The Croatian pianist Martina Filjak first came to my attention when she won first prize in the 2009 Cleveland International Piano Competition, which led to a highly acclaimed New York debut recital at Zankel Hall in Carnegie Hall. She launched the Naxos label’s complete Soler keyboard sonata cycle, and in 2017 released a solo CD that featured commanding performances of the first sonatas by both Scriabin and Schumann. Filjak now turns her attention to Liszt, where she puts her considerable technical and coloristic resources to good use.
In the opening selection, Miserere after Palestrina, Filjak projects the slow, declamatory pages with a full-bodied and singing tone, and avoids any trace of notey clatter in the long stretches of tremolos and sweeping arpeggios that follow. She finds plenty of opportunity to display breadth and nuance throughout the B minor Ballade, although the central section’s broken right-hand octave passages come off relatively glib next to the agitated urgency of Claudio Arrau’s great 1969 recording. Interestingly, at the work’s “grandioso” climax (14:32), Filjak opts for Liszt’s repeated-chord ossia instead of the more effective upward scales set out in the original text.
Her spacious and robust conceptions of the two St. Francis Legends contrast to Joseph Moog’s slicker, virtuoso-oriented recent versions, and for the better.
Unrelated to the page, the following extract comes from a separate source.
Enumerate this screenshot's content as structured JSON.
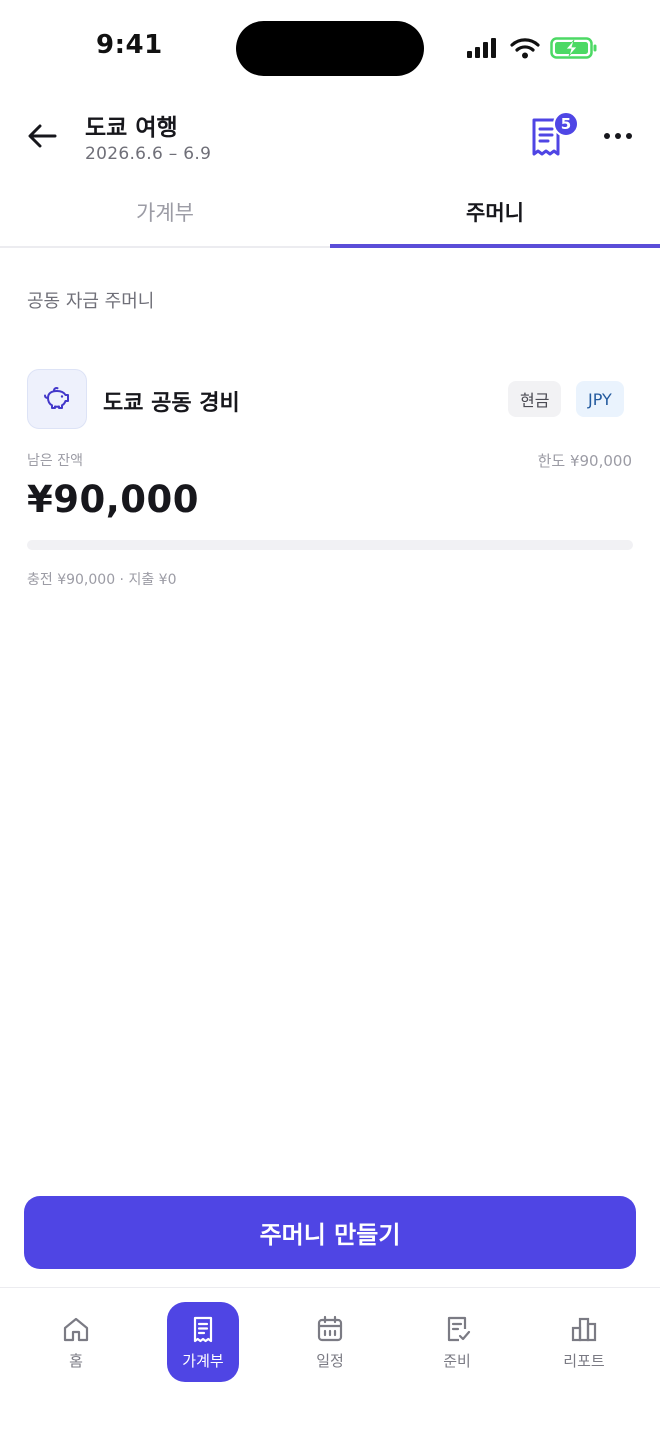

Although generous rubatos and frequent sectional ritards can potentially drain the life force out of the arguably overlong Bénédiction de Dieu dans la solitude, Filjak’s remarkable sustaining power and ravishing pedal effects justify her unusually slow tempos (the performance clocks in a little past the 20-minute mark for a piece that normally lasts 15 to 17 minutes).
In the Liszt/Donizetti Lucia di Lammermoor Paraphrase the first appearance of the Sextet’s main theme sounds surprisingly literal and expressionless (studio nerves?), yet Filjak loosens up as the music unfolds and the notes multiply tenfold. This familiar piece is followed by a Lisztian rarity, his paraphrase based on the Grande Marche d’Abdul Médjid Khan, composed by Gaetano Donizetti’s younger, less-famous brother Giuseppe. Filjak matches Leslie Howard’s incisive rhythm in the introductory pages, and takes Liszt’s “animato” directive to heart with her exuberantly forthright “Tempo di Marcia” section, in contrast to Gülsin Onay’s altogether safer interpretation on Sono Luminus.
And what an inspired idea to close out her Liszt recital with Arvo Pärt’s Für Alina (the shorter of his pieces with that title), going from maximal to minimal, so to speak. The opening C-natural bass octave envelops the room as Filjak gives each gesture in the sparse musical line its own flavor, helped by Profil’s ample sonics. All told, a release well worth investigating.